In my post on Modes of Communication, there was one type of communication I didn't mention. That was not communicating. I think in almost every disagreement I have had with colleagues, people I oversee, members of my family, or people higher than me in my organizations the fundamental issue is that communication was mishandled or didn't happen. Even if the information being delivered was something that people would not want to hear, not delivering that information has greater ramifications than delivering it.

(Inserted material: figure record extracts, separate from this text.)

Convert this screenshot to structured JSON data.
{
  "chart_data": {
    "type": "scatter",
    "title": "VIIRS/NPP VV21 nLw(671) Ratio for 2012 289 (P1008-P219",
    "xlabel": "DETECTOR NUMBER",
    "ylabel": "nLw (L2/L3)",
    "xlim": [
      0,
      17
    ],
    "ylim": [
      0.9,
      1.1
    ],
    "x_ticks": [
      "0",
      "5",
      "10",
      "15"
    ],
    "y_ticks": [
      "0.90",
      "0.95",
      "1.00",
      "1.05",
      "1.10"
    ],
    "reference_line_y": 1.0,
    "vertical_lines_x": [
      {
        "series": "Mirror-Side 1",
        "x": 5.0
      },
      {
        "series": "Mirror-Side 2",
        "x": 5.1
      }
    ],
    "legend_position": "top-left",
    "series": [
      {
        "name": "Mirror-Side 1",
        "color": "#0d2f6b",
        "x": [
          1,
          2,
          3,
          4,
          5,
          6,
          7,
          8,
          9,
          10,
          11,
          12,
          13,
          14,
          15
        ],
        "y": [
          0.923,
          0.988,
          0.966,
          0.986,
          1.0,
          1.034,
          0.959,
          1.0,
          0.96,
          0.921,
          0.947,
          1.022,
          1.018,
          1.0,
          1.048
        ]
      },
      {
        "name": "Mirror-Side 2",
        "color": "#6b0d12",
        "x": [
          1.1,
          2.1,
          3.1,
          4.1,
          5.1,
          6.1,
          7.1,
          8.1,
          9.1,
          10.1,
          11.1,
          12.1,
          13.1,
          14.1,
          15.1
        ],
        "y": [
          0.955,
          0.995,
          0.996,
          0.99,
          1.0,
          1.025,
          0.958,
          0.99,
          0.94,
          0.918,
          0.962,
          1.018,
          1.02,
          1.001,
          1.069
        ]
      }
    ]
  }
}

There are a lot of reasons to not have those conversations. We might legitimately not have the time in the moment to be able to have the conversation fully enough to give it justice, so we need to hold off. The person we need to have the conversation with may not be in the right frame of mind to be able to hear the message being delivered (more on that later). We might be scared, nervous, afraid, anxious, or any other "flight mode" word about the reaction we will receive to delivering that message. But in the end, the reaction to catching someone completely off guard will be worse than having the hard conversation. Or, not having the conversation will lead to nothing ever changing. The cost of NOT having those conversations is considerably worse than having them, working through the discomfort, and then seeing the change that occurs. You can then recognize the progress when it is made, and celebrate the successes.
I had a teacher last year that had a family member in a really bad health situation, in fact last rights had been read. Unrelated to this family health crisis, this teacher was not showing growth on an important area, which was leading to their students having lower success. I needed to talk with this person about their professional practice, but I also needed to let them know I cared about them and their family. I chose in the moment to only focus on their family, but made sure to come back in a few days when the ailing family member miraculously pulled through to have the professional conversation. That person could hear the message, had some breakthrough ideas of their own, and in the last month or so of our academic year showed incredibly improvements!
In my first leadership role, I had a person I oversaw that was just a mean spirited person. They were abrasive towards others, had no accountability for their own actions or inactions, and when held accountable would unleash ire on those trying to redirect them. My first attempts at being freindly to the person only lead them to see me as someone weaker than them they could walk over. I am not a confrontational person, so when these attempts didn't work, I avoided the person thinking I couldn't make much of a difference. This lead to the colleagues of this person coming to me to complain about the actions of the malcontent, and getting frustrated I wasn't doing enough. The department I had just taken over was quickly unraveling, good people were being hurt, and students were not being served.
At some point that year, my leadership colleagues gave me a book called The No Asshole Rule, and it gave some great advice and encouragement to how to deal with this person. I highly recommend reading it! My taking action in a way that this person could relate to led to them making small changes for short periods of time. But it also allowed for me to start documenting the behaviors as they happened, the courage to redirect this person as needed, and ultimately led to this person being changed roles in the organization. My NOT having conversations was destroying the entire department I was overseeing, and not helping the students we were serving. Starting the conversations led to a different kind of discomfort, but one that ultimately led to the important change that needed to occur.
So the next time you are scared, nervous, hesitant or worried about taking an action, think of the costs of NOT. Sometimes, delaying the action makes sense but you cannot push off the actions you want too long or you will be leading to negative results. And that is not being a leader!